Info Terkini

Tim Kerja LPQ Pendis Kemenag Alor Monitoring Program Pesantren Berdaya di Tiga Lembaga Keagamaan

Usaha produksi roti di Rumah Tahfidz Maryam Tanjung Sembilan Kalabahi sebagai bagian dari implementasi Program Pesantren Berdaya

Kalabahi, Pendis Alor Tim Kerja Lembaga Pendidikan Al-Qur'an (LPQ) Seksi Pendidikan Islam (Pendis) Kantor Kementerian Agama Kabupaten Alor melaksanakan kegiatan monitoring Program Pesantren Berdaya pada Selasa (4/8/2026). Monitoring dilaksanakan di tiga lembaga penerima program, yakni Pondok Pesantren Cijantung 7 Kalabahi, Pondok Pesantren Amal Ikhlas Kalabahi, dan Rumah Tahfidz Maryam Tanjung Sembilan Kalabahi.

Kegiatan monitoring dilakukan oleh Tim Kerja LPQ Seksi Pendidikan Islam Kankemenag Kabupaten Alor, yang terdiri atas Syukur Ali dan Nurkamila. Monitoring bertujuan untuk memastikan pelaksanaan Program Pesantren Berdaya berjalan sesuai dengan petunjuk teknis, sekaligus melihat perkembangan usaha produktif yang dikembangkan oleh masing-masing lembaga.

Di Pondok Pesantren Cijantung 7 Kalabahi, tim meninjau perkembangan unit usaha Mi Qurro, yang telah menjadi salah satu produk unggulan pesantren. Usaha kuliner tersebut menjadi sarana pemberdayaan santri sekaligus mendukung kemandirian ekonomi pesantren melalui produksi dan pemasaran makanan.

Selanjutnya, di Pondok Pesantren Amal Ikhlas Kalabahi, tim melakukan monitoring terhadap unit usaha butik yang dikelola oleh pesantren. Melalui usaha ini, pesantren berupaya membekali santri dengan keterampilan kewirausahaan sekaligus mengembangkan usaha yang mampu memberikan nilai ekonomi bagi lembaga.

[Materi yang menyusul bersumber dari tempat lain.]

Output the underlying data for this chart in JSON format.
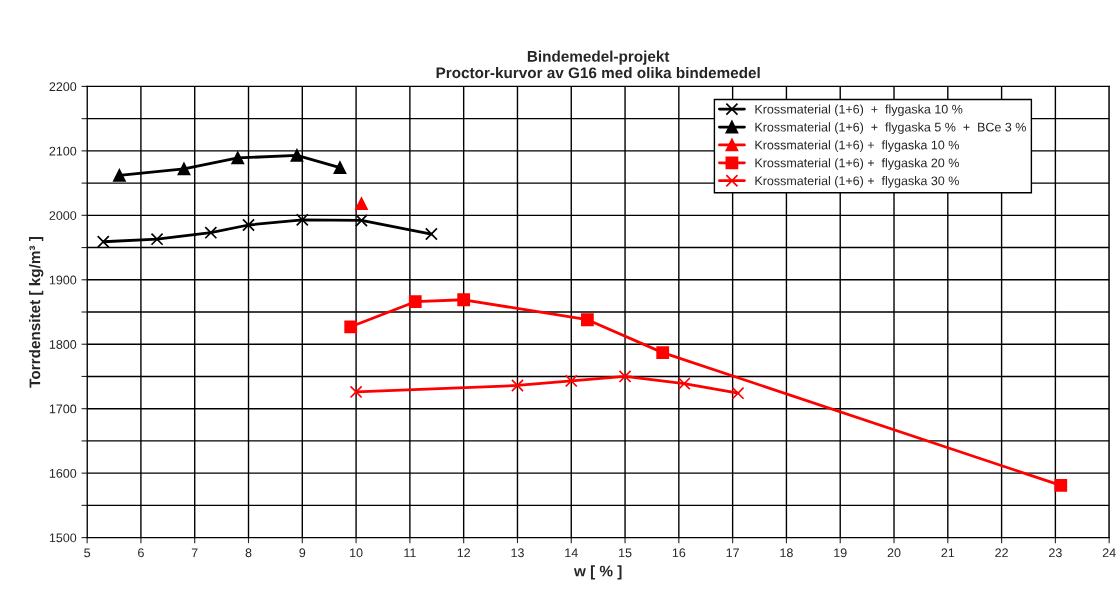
{
  "chart_data": {
    "type": "line",
    "title": "Bindemedel-projekt\nProctor-kurvor av G16 med olika bindemedel",
    "xlabel": "w [ % ]",
    "ylabel": "Torrdensitet [ kg/m³ ]",
    "xlim": [
      5,
      24
    ],
    "xticks": [
      5,
      6,
      7,
      8,
      9,
      10,
      11,
      12,
      13,
      14,
      15,
      16,
      17,
      18,
      19,
      20,
      21,
      22,
      23,
      24
    ],
    "ylim": [
      1500,
      2200
    ],
    "yticks": [
      1500,
      {
        "value": 1550,
        "label": null
      },
      1600,
      {
        "value": 1650,
        "label": null
      },
      1700,
      {
        "value": 1750,
        "label": null
      },
      1800,
      {
        "value": 1850,
        "label": null
      },
      1900,
      {
        "value": 1950,
        "label": null
      },
      2000,
      {
        "value": 2050,
        "label": null
      },
      2100,
      {
        "value": 2150,
        "label": null
      },
      2200
    ],
    "grid": true,
    "legend": "top right",
    "line_style": "solid",
    "series": [
      {
        "name": "Krossmaterial (1+6)  +  flygaska 10 %",
        "color": "#000000",
        "marker": "cross",
        "x": [
          5.3,
          6.3,
          7.3,
          8.0,
          9.0,
          10.1,
          11.4
        ],
        "values": [
          1959,
          1963,
          1973,
          1985,
          1993,
          1992,
          1971
        ]
      },
      {
        "name": "Krossmaterial (1+6)  +  flygaska 5 %  +  BCe 3 %",
        "color": "#000000",
        "marker": "triangle",
        "x": [
          5.6,
          6.8,
          7.8,
          8.9,
          9.7
        ],
        "values": [
          2062,
          2072,
          2089,
          2093,
          2074
        ]
      },
      {
        "name": "Krossmaterial (1+6) +  flygaska 10 %",
        "color": "#ff0000",
        "marker": "triangle",
        "x": [
          10.1
        ],
        "values": [
          2018
        ]
      },
      {
        "name": "Krossmaterial (1+6) +  flygaska 20 %",
        "color": "#ff0000",
        "marker": "square",
        "x": [
          9.9,
          11.1,
          12.0,
          14.3,
          15.7,
          23.1
        ],
        "values": [
          1827,
          1866,
          1869,
          1838,
          1787,
          1581
        ]
      },
      {
        "name": "Krossmaterial (1+6) +  flygaska 30 %",
        "color": "#ff0000",
        "marker": "cross",
        "x": [
          10.0,
          13.0,
          14.0,
          15.0,
          16.1,
          17.1
        ],
        "values": [
          1726,
          1736,
          1743,
          1750,
          1739,
          1724
        ]
      }
    ]
  }
}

Sementara itu, di Rumah Tahfidz Maryam Tanjung Sembilan Kalabahi, tim meninjau usaha produksi roti yang menjadi salah satu program unggulan dalam pemberdayaan ekonomi lembaga. Selain memberikan pengalaman berwirausaha, kegiatan ini juga menjadi media pembelajaran bagi santri dalam mengembangkan keterampilan produksi, pengemasan, hingga pemasaran produk.

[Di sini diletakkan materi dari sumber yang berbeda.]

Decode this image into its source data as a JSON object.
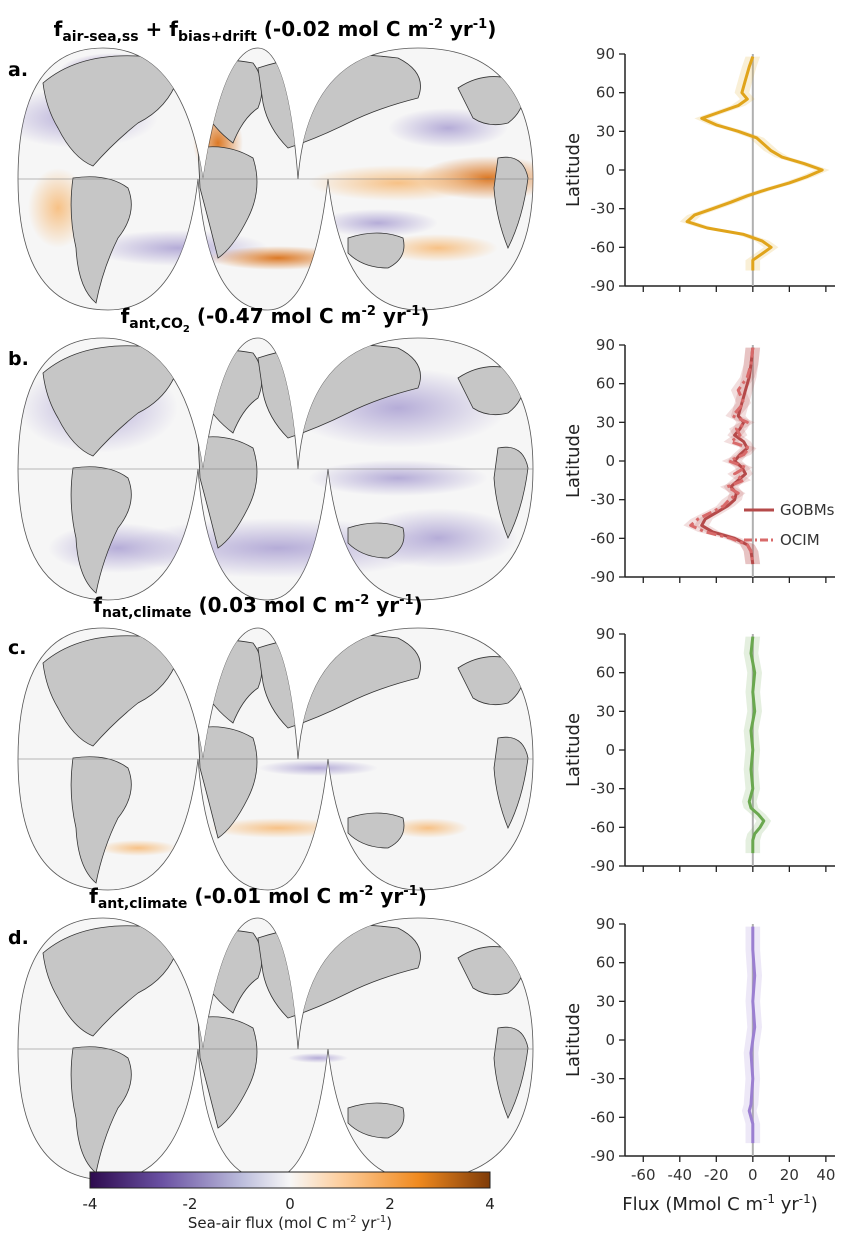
{
  "colors": {
    "land": "#c6c6c6",
    "ocean_neutral": "#f6f6f6",
    "purple_dark": "#3f1b6a",
    "orange_dark": "#7f3b08",
    "zero_line": "#b0b0b0"
  },
  "colorbar": {
    "ticks": [
      "-4",
      "-2",
      "0",
      "2",
      "4"
    ],
    "label_main": "Sea-air flux (mol C m",
    "label_exp1": "-2",
    "label_mid": " yr",
    "label_exp2": "-1",
    "label_end": ")",
    "range": [
      -4,
      4
    ]
  },
  "panels": [
    {
      "label": "a.",
      "title": {
        "f1": "f",
        "s1": "air-sea,ss",
        "plus": " + ",
        "f2": "f",
        "s2": "bias+drift",
        "value": "(-0.02 mol C m",
        "e1": "-2",
        "yr": " yr",
        "e2": "-1",
        "close": ")"
      }
    },
    {
      "label": "b.",
      "title": {
        "f1": "f",
        "s1": "ant,CO",
        "s1b": "2",
        "value": "(-0.47 mol C m",
        "e1": "-2",
        "yr": " yr",
        "e2": "-1",
        "close": ")"
      }
    },
    {
      "label": "c.",
      "title": {
        "f1": "f",
        "s1": "nat,climate",
        "value": "(0.03 mol C m",
        "e1": "-2",
        "yr": " yr",
        "e2": "-1",
        "close": ")"
      }
    },
    {
      "label": "d.",
      "title": {
        "f1": "f",
        "s1": "ant,climate",
        "value": "(-0.01 mol C m",
        "e1": "-2",
        "yr": " yr",
        "e2": "-1",
        "close": ")"
      }
    }
  ],
  "chart_data": [
    {
      "type": "line",
      "panel": "a",
      "ylabel": "Latitude",
      "ylim": [
        -90,
        90
      ],
      "xlim": [
        -70,
        45
      ],
      "yticks": [
        "90",
        "60",
        "30",
        "0",
        "-30",
        "-60",
        "-90"
      ],
      "color": "#e0a41b",
      "series": [
        {
          "lat": [
            88,
            80,
            70,
            60,
            55,
            50,
            45,
            40,
            35,
            30,
            25,
            20,
            15,
            10,
            5,
            0,
            -5,
            -10,
            -15,
            -20,
            -25,
            -30,
            -35,
            -40,
            -45,
            -50,
            -55,
            -60,
            -65,
            -70,
            -78
          ],
          "flux": [
            0,
            -2,
            -4,
            -6,
            -3,
            -8,
            -18,
            -28,
            -20,
            -8,
            2,
            6,
            10,
            16,
            28,
            38,
            30,
            20,
            8,
            -3,
            -12,
            -22,
            -32,
            -36,
            -25,
            -5,
            5,
            10,
            5,
            0,
            0
          ]
        }
      ]
    },
    {
      "type": "line",
      "panel": "b",
      "ylabel": "Latitude",
      "ylim": [
        -90,
        90
      ],
      "xlim": [
        -70,
        45
      ],
      "yticks": [
        "90",
        "60",
        "30",
        "0",
        "-30",
        "-60",
        "-90"
      ],
      "legend": [
        "GOBMs",
        "OCIM"
      ],
      "color": "#b54a4a",
      "series": [
        {
          "name": "GOBMs",
          "lat": [
            88,
            75,
            65,
            55,
            45,
            35,
            30,
            25,
            20,
            15,
            10,
            5,
            0,
            -5,
            -10,
            -15,
            -20,
            -25,
            -30,
            -35,
            -40,
            -45,
            -50,
            -55,
            -60,
            -65,
            -70,
            -80
          ],
          "flux": [
            0,
            -1,
            -2,
            -4,
            -6,
            -8,
            -5,
            -7,
            -10,
            -5,
            -3,
            -7,
            -10,
            -6,
            -4,
            -8,
            -12,
            -9,
            -10,
            -14,
            -20,
            -26,
            -28,
            -22,
            -10,
            -3,
            -1,
            0
          ]
        },
        {
          "name": "OCIM",
          "lat": [
            88,
            75,
            65,
            55,
            45,
            35,
            30,
            25,
            20,
            15,
            10,
            5,
            0,
            -5,
            -10,
            -15,
            -20,
            -25,
            -30,
            -35,
            -40,
            -45,
            -50,
            -55,
            -60,
            -65,
            -70,
            -80
          ],
          "flux": [
            0,
            -1,
            -3,
            -8,
            -5,
            -11,
            -3,
            -9,
            -7,
            -12,
            -2,
            -5,
            -13,
            -4,
            -10,
            -5,
            -14,
            -8,
            -13,
            -16,
            -23,
            -30,
            -34,
            -26,
            -12,
            -3,
            -1,
            0
          ]
        }
      ]
    },
    {
      "type": "line",
      "panel": "c",
      "ylabel": "Latitude",
      "ylim": [
        -90,
        90
      ],
      "xlim": [
        -70,
        45
      ],
      "yticks": [
        "90",
        "60",
        "30",
        "0",
        "-30",
        "-60",
        "-90"
      ],
      "color": "#6aa84f",
      "series": [
        {
          "lat": [
            88,
            75,
            60,
            45,
            30,
            15,
            0,
            -15,
            -30,
            -40,
            -45,
            -50,
            -55,
            -60,
            -65,
            -70,
            -80
          ],
          "flux": [
            0,
            -1,
            1,
            0,
            1,
            -1,
            0,
            -1,
            0,
            -2,
            -1,
            3,
            6,
            4,
            1,
            0,
            0
          ]
        }
      ]
    },
    {
      "type": "line",
      "panel": "d",
      "ylabel": "Latitude",
      "ylim": [
        -90,
        90
      ],
      "xlim": [
        -70,
        45
      ],
      "yticks": [
        "90",
        "60",
        "30",
        "0",
        "-30",
        "-60",
        "-90"
      ],
      "xticks": [
        "-60",
        "-40",
        "-20",
        "0",
        "20",
        "40"
      ],
      "xlabel_main": "Flux (Mmol C m",
      "xlabel_exp": "-1",
      "xlabel_mid": " yr",
      "xlabel_exp2": "-1",
      "xlabel_end": ")",
      "color": "#9b7fd1",
      "series": [
        {
          "lat": [
            88,
            70,
            50,
            30,
            10,
            0,
            -10,
            -30,
            -50,
            -55,
            -60,
            -65,
            -70,
            -80
          ],
          "flux": [
            0,
            0,
            1,
            0,
            1,
            0,
            -1,
            0,
            -1,
            -2,
            -1,
            0,
            0,
            0
          ]
        }
      ]
    }
  ]
}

Dalam monitoring tersebut, tim juga melakukan pemeriksaan administrasi program, berdialog dengan pengelola lembaga, serta memberikan pembinaan terkait pengelolaan usaha agar tetap berjalan sesuai dengan tujuan Program Pesantren Berdaya.


Syukur Ali menyampaikan bahwa Program Pesantren Berdaya merupakan salah satu bentuk komitmen Kementerian Agama dalam mendorong pesantren menjadi lembaga pendidikan yang mandiri dan produktif.

"Melalui monitoring ini kami ingin memastikan bahwa pesantren tidak hanya mengajarkan tentang nilai-nilai agama tetapi juga menyiapkan generasi mandiri dengan mengembangkan usaha produktif yang berkelanjutan. Setiap lembaga memiliki potensi yang berbeda, sehingga diharapkan dapat terus mengembangkan produk unggulannya sebagai sumber kemandirian ekonomi pesantren," ujarnya.

Ia juga menambahkan bahwa keberhasilan Program Pesantren Berdaya tidak hanya diukur dari aspek administrasi, tetapi juga dari manfaat yang dirasakan oleh lembaga, santri, dan masyarakat sekitar.


Melalui kegiatan monitoring ini, Seksi Pendidikan Islam Kantor Kementerian Agama Kabupaten Alor menegaskan komitmennya untuk terus melakukan pembinaan dan pendampingan terhadap pondok pesantren dan lembaga pendidikan Al-Qur'an. Diharapkan, berbagai unit usaha yang telah dikembangkan mampu tumbuh secara berkelanjutan, meningkatkan kemandirian ekonomi lembaga, serta menjadi inspirasi bagi pesantren lainnya di Kabupaten Alor.